Data 8 Foundations of Data Science
Fall 2018 Midterm Solutions
INSTRUCTIONS
You have 80 minutes to complete the exam.
The exam is closed book, closed notes, closed computer, closed calculator, except one hand-written 8.5” × 11”
sheet of notes of your own creation and the official midterm exam reference guide provided with the exam.
Mark your answers on the exam itself. We will not grade answers written on scratch paper.
For all Python code, you may assume that the statements from datascience import * and import numpy as np
have been executed. Do not use features of the Python language that have not been described in this course.
Last name
First name
Student ID number
Calcentral email ([email protected])
Lab GSI
Name of the person to your left
Name of the person to your right
All the work on this exam is my own.
(please sign)
2
1. (15 points) Histograms
We gathered a data set of US national parks, and plotted below a histogram of the size of these parks (in
thousands of acres). All bars are 100 wide. The area of the visible bars sum to 100%.

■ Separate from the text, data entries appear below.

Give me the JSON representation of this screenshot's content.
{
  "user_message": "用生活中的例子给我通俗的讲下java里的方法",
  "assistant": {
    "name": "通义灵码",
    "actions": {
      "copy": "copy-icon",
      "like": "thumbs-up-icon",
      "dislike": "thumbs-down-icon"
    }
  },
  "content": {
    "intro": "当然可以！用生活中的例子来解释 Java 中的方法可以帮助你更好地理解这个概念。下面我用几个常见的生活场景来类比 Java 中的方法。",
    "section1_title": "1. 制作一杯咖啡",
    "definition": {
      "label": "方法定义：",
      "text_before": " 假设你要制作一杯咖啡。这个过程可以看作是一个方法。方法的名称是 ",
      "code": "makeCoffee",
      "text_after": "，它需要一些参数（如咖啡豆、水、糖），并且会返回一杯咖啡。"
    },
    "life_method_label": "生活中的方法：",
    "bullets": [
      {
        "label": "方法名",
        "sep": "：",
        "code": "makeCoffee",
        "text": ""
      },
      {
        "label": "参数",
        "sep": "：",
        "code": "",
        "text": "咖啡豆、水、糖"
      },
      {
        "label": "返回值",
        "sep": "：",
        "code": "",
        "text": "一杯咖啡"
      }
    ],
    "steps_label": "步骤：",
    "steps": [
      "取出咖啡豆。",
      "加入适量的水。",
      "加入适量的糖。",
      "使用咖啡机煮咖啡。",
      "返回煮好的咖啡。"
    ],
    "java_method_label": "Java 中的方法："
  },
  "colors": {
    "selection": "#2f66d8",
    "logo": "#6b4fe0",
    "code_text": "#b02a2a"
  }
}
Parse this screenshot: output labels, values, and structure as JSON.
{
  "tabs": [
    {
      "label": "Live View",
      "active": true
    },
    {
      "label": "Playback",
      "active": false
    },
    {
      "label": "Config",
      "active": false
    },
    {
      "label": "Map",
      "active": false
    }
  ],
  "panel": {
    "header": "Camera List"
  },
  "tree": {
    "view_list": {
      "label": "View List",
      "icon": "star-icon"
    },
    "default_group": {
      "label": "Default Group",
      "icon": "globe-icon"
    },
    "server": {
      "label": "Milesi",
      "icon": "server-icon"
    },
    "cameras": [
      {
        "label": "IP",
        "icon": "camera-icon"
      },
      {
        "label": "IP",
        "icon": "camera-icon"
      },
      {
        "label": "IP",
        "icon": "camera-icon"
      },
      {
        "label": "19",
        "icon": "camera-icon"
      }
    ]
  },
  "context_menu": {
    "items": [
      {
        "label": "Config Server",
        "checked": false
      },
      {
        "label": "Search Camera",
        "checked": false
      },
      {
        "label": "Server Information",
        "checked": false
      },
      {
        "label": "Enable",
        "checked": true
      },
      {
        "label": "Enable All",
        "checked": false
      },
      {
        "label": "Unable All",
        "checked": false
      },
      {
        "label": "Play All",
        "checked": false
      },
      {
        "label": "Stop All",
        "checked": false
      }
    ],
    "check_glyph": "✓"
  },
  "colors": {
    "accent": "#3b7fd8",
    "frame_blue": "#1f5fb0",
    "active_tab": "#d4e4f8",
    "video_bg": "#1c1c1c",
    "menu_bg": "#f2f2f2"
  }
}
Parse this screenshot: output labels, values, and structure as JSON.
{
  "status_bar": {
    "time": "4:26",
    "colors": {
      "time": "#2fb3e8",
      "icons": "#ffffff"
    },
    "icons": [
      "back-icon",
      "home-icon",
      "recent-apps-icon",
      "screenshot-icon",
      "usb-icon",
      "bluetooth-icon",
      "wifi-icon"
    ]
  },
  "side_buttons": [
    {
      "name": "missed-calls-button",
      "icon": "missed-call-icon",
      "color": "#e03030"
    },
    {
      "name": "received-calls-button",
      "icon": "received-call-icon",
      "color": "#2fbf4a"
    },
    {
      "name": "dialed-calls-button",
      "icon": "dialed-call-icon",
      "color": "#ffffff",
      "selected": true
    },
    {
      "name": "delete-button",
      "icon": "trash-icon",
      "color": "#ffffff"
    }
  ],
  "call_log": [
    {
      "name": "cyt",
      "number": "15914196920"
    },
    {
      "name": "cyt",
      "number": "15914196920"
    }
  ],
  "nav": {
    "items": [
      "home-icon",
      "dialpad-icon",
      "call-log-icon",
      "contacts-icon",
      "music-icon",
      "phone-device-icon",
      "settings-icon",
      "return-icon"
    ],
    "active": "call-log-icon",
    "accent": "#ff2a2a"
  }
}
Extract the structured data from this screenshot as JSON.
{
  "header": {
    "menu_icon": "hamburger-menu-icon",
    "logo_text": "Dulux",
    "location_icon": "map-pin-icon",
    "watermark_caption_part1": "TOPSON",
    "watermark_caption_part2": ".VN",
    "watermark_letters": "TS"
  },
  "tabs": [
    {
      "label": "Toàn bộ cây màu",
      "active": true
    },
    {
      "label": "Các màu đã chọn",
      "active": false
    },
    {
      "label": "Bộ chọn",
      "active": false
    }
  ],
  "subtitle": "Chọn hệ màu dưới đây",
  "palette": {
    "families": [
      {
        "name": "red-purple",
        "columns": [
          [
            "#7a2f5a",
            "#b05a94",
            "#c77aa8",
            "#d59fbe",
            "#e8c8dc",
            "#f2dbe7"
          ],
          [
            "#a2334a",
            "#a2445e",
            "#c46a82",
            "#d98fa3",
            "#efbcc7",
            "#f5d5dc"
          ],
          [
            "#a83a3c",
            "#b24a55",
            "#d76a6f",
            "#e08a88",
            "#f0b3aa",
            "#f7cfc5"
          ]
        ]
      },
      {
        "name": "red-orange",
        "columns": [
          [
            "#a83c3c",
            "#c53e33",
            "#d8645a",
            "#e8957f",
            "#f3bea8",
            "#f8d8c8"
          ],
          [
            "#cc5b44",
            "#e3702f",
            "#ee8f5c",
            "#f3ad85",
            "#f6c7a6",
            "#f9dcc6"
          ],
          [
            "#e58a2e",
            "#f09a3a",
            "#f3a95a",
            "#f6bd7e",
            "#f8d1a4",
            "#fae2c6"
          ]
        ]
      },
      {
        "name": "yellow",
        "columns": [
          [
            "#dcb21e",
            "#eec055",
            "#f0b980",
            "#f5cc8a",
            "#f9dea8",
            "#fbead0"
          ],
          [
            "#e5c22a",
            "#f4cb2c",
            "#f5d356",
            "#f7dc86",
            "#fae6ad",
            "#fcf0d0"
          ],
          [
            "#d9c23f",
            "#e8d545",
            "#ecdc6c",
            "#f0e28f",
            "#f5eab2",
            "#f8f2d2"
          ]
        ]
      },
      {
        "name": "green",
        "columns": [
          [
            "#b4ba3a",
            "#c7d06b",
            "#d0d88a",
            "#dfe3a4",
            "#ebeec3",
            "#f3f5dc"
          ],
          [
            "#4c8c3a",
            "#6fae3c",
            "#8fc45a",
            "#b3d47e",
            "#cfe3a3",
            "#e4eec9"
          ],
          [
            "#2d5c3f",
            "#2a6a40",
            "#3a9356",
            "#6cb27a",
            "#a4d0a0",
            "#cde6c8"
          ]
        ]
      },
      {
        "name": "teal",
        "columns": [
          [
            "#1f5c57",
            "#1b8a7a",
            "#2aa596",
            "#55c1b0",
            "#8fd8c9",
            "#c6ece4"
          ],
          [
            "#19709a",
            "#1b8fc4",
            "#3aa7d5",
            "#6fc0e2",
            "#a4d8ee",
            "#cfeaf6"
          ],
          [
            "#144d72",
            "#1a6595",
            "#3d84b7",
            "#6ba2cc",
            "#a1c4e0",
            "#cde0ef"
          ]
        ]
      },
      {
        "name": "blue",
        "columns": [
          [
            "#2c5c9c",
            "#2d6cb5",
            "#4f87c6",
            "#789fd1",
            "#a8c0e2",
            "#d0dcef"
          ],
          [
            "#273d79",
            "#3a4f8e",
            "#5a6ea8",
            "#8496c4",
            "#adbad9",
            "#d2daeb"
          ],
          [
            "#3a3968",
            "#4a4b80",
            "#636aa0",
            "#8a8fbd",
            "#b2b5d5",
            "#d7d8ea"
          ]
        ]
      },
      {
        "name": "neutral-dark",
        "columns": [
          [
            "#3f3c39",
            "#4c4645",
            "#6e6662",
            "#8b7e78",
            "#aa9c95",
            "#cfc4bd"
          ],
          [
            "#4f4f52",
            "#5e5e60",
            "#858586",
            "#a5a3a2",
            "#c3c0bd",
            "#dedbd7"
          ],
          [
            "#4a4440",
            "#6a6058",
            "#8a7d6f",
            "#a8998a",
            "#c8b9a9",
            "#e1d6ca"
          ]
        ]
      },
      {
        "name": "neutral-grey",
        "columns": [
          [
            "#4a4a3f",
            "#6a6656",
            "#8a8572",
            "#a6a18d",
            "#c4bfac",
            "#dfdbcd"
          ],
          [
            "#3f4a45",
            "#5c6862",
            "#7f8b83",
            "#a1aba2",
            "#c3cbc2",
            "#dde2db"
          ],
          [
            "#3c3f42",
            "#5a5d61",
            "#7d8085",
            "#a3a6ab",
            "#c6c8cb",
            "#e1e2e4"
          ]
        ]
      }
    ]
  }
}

Calculate each quantity described below or write Unknown if there is not enough information above to express
the quantity as a single number (not a range). It’s OK to write your answer as a Python expression or an
unsimplified expression. You may need to estimate the height of bars visually; if so, make your best estimate.
Don’t show your work.
(a) (4 pt) The percentage of parks that are less than 100 thousand acres in size.
0.45 × 100 = 45%.
(b) (4 pt) The percentage of parks that are between 200 to 400 thousand acres in size (specifically, the range
[200, 400), i.e., at least 200 thousand acres and less than 400 thousand acres).
(0.15 + 0.06) × 100 = 21%.
(c) (4 pt) The percentage of parks that are less than 150 thousand acres in size.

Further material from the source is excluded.